Among them was a film, Die Rothschilds, which was produced in 1940 in Nazi Germany. Playing on an already-debunked myth, it claimed the Rothschild family had bankrolled the Napoleonic Wars before making a fortune on the London stock exchange by spreading false rumours about the outcome of the Battle of Waterloo. The film concluded with the suggestion that the Rothschilds were poised to set up a Europe-wide banking network that would next be ‘targeting’ England. By this time the Rothschilds were already a well-known Jewish family and this false narrative helped to bolster fear and hostility toward Jews among its audiences - which was, of course, the intention.
These conspiracy theories about Jews bolstered Nazi racial ideology which defined Jews as a separate race that were a ‘biological threat’ to the ‘superior’ German ‘race’. Jews were portrayed as an evil, powerful group bent on the destruction of civilizations and on world domination. This intolerable situation, Nazi Germany’s leaders insisted, called for a ‘Final Solution’.
During the Second World War these unfounded, irrational and paranoid fears contributed to a systematic program of mass murder and the deaths of six million Jewish men, women and children throughout the European continent. The very fact that this was possible is evidence enough - if any were needed - that the claim that Jews were a dominating force in the world was no more than a delusion. Rather, they were a small, vulnerable minority in every European country in which they had a presence. The schemers were the Nazis themselves, and the malevolent intent was found not only in the leaders of the Nazi movement, but also in the homes of ordinary people across Europe who turned against their Jewish neighbours.

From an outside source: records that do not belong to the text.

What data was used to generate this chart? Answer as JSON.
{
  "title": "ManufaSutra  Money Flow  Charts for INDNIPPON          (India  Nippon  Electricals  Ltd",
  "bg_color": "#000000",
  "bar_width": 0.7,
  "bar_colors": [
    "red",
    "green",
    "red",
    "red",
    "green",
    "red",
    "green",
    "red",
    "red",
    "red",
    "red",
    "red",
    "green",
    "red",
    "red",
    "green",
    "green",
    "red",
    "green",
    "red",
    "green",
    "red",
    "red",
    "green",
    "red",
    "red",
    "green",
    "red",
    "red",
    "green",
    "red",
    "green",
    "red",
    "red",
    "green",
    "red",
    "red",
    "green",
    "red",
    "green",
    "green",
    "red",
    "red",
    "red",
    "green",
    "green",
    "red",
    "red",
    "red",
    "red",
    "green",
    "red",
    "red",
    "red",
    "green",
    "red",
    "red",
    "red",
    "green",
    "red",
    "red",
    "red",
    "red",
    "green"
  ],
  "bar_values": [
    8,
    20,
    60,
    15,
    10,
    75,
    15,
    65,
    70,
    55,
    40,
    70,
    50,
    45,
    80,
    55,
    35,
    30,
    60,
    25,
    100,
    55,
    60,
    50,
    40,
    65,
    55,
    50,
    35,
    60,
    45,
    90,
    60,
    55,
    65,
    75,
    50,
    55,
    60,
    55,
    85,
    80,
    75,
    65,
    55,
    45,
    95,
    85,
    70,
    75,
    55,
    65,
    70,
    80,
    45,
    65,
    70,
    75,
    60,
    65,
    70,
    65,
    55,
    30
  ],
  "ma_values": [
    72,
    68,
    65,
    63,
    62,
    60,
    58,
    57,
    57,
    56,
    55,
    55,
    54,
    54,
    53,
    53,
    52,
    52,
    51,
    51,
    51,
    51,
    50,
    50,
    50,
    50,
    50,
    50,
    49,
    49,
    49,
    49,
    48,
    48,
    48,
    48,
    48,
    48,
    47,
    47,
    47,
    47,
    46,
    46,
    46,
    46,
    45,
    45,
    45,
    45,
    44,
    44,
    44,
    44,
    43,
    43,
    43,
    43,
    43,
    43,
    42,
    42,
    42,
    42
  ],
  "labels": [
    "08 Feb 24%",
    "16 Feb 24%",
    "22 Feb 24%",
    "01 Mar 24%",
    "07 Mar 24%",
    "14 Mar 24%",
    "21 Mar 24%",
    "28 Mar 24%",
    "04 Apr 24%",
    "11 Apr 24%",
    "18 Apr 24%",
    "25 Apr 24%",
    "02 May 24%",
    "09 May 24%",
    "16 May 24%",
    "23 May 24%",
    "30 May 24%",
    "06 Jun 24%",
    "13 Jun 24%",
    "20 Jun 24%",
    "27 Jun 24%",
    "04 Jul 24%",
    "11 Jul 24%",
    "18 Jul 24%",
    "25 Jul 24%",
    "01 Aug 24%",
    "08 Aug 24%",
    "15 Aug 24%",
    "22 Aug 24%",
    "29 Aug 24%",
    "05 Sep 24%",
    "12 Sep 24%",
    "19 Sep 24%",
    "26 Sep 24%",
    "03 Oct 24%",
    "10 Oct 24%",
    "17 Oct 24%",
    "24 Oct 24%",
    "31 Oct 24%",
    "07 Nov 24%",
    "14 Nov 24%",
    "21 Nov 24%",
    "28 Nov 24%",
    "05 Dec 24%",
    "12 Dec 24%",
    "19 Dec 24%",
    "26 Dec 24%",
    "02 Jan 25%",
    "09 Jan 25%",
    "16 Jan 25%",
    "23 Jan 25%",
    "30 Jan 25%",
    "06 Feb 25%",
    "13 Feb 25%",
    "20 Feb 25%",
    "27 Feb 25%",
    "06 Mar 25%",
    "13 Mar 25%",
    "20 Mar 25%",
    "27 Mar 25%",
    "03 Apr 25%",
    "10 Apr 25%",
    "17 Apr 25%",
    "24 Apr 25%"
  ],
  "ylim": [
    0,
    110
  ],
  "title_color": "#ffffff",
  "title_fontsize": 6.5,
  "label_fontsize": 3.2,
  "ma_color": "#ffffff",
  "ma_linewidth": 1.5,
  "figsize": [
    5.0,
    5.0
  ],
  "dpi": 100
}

The Rothschild Conspiracy Theory in the Present At the time of writing, the world is engulfed in the coronavirus pandemic. Entire national ways of life and economies have turned upside down in a matter of months by efforts to halt the spread of a potentially deadly new disease, Covid-19.

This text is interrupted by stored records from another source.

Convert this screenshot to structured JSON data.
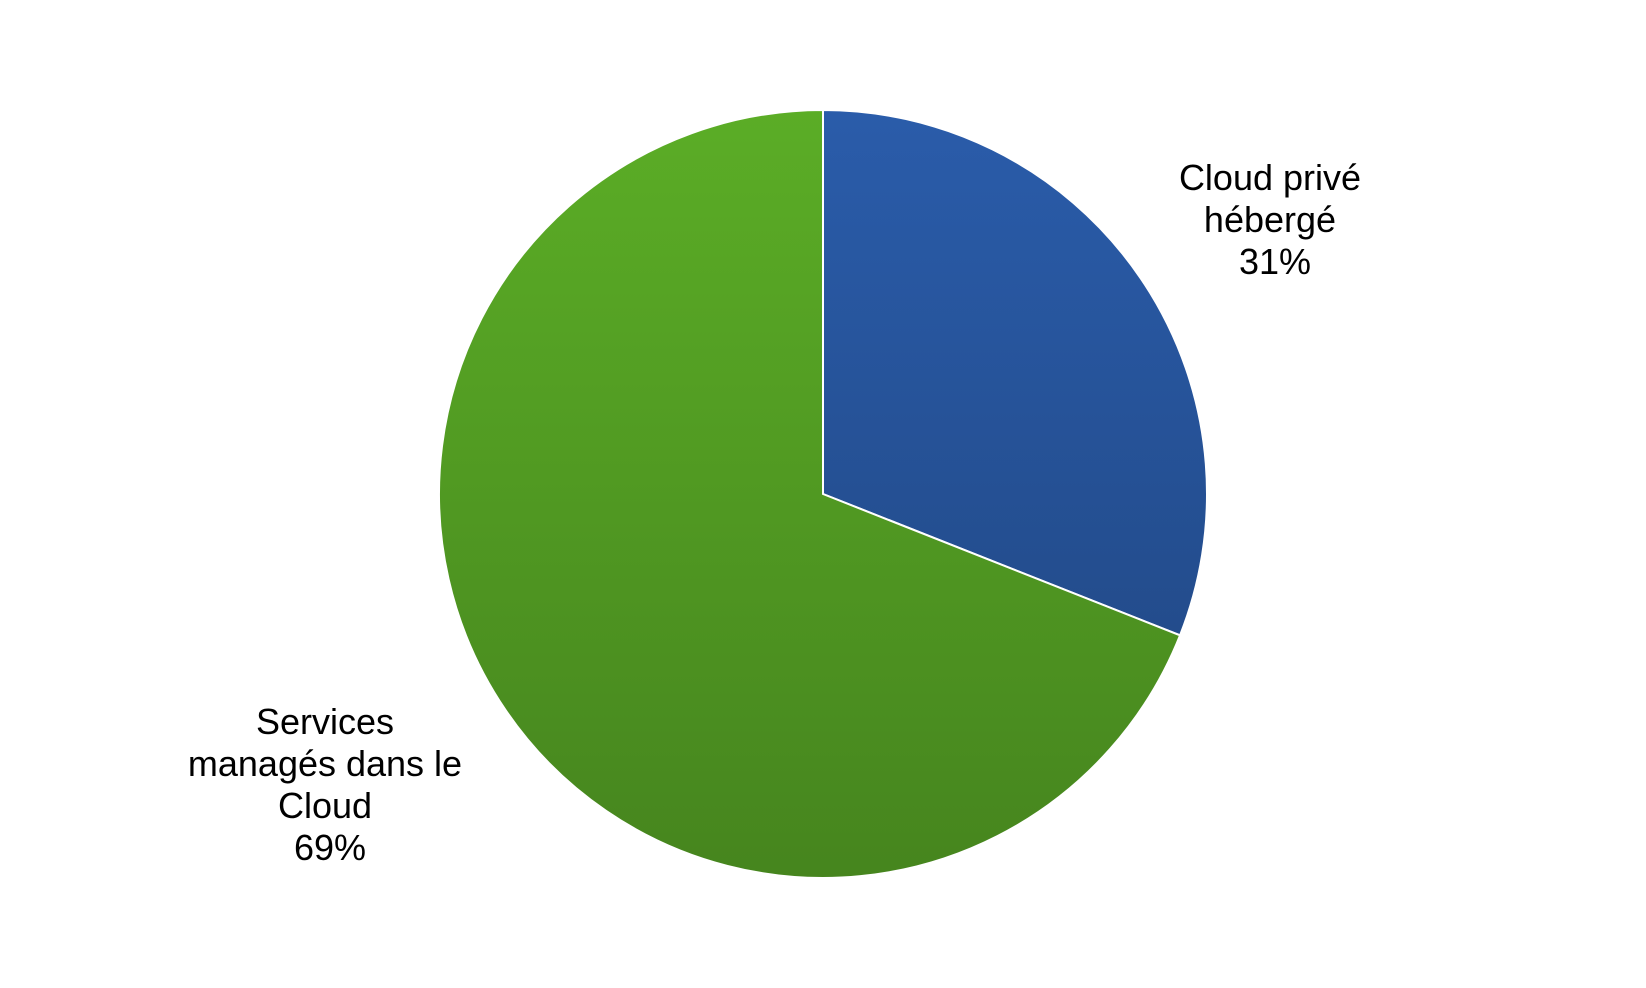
{
  "chart_data": {
    "type": "pie",
    "slices": [
      {
        "label_lines": [
          "Cloud privé",
          "hébergé"
        ],
        "value_label": "31%",
        "value": 31,
        "color": "#2A5CAA",
        "color_dark": "#234C8C"
      },
      {
        "label_lines": [
          "Services",
          "managés dans le",
          "Cloud"
        ],
        "value_label": "69%",
        "value": 69,
        "color": "#5BAD26",
        "color_dark": "#46851E"
      }
    ]
  }
}
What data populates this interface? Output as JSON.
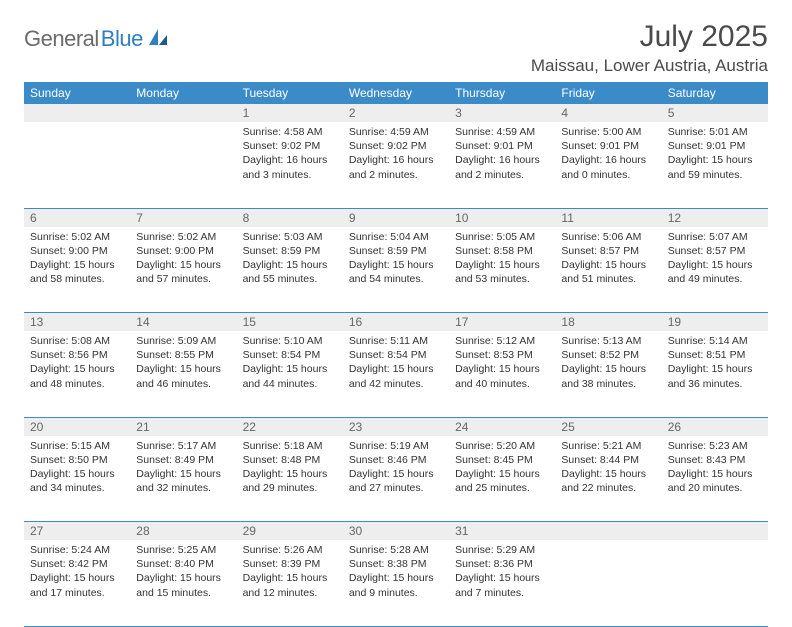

Sadly, but perhaps unsurprisingly, conspiracy theories are again circulating. The most common claim is that the virus was manufactured in the interests of a global elite. Internet memes and sensationalist articles have recently accused the Rothschilds, as well as Jews in general, alongside states such as China and a number of wealthy individuals – from Bill Gates to Jeff Bezos (who are not Jewish) – of fabricating the current crisis, in order to make vast fortunes from a vaccine they have already developed, or else to kill off a vast proportion of the global population. This is said to be a part of a plot to create a ‘New World Order’: an obsession which predates the coronavirus crisis by a long way and one in which the Rothschilds have almost always been placed front and centre.
In a global emergency such as this, we rely on one another. These theories prey on people’s fears at times of great social anxiety and appeal to their pre-existing prejudices. They not only promote antisemitism and hatred; they are dangerous in the context of a pandemic as they undermine trust in scientific experts, health care professionals and institutions giving the best available advice on how to suppress, contain, and defeat this new contagion. This puts us all at risk.

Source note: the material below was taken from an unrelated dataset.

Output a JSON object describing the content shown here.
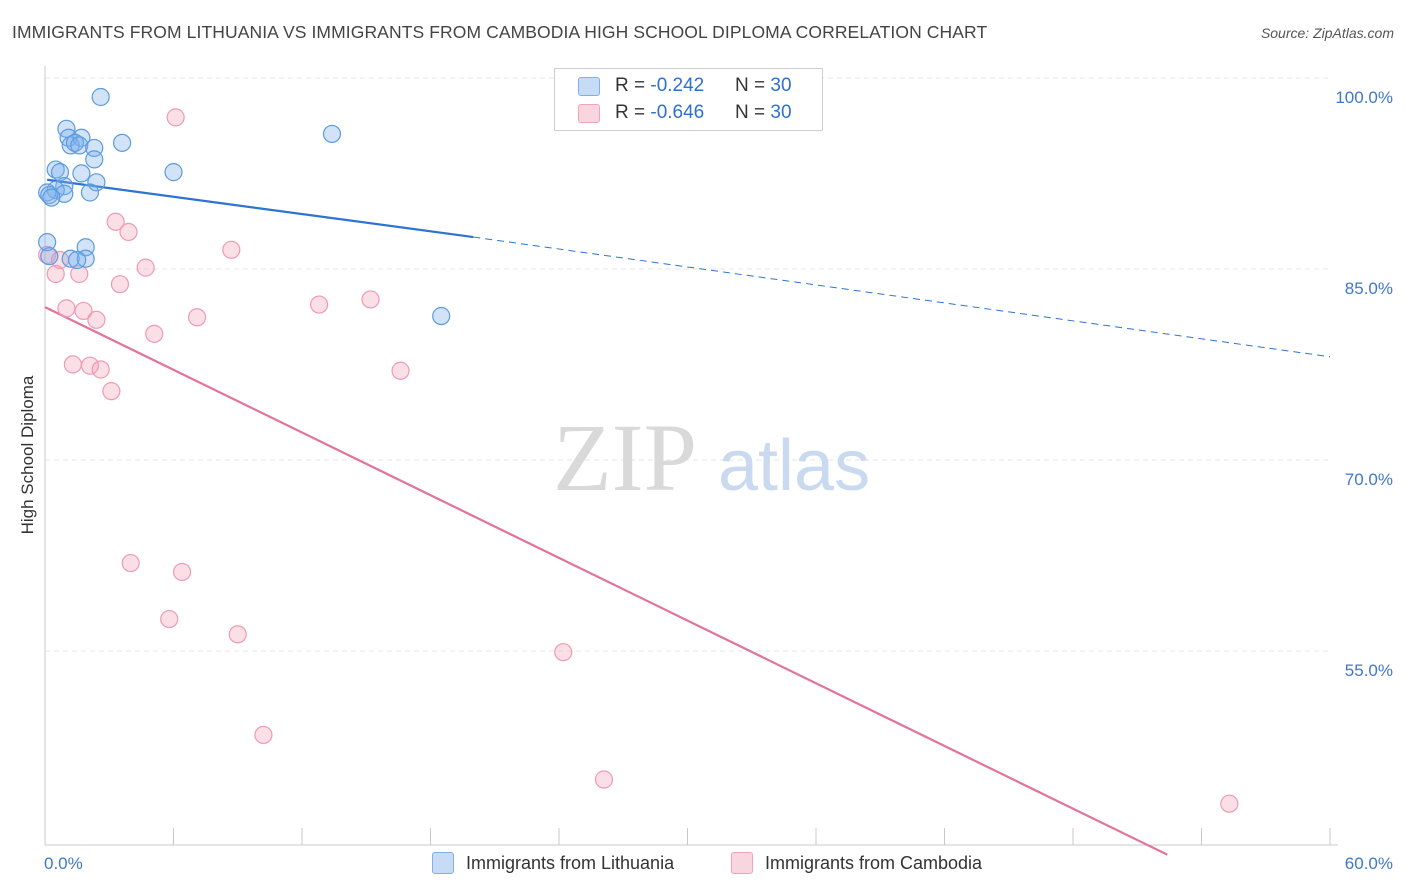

For as long as antisemitic theories and widely available publications like The Protocols of the Elders of Zion continue to persist, Jews in general and the Rothschilds in particular will be accused by some of conspiring to control the world. And those who believe or spread these conspiracy theories, in Iran and across the globe, will continue to damage their societies as well as their own ability to understand the world in which they live.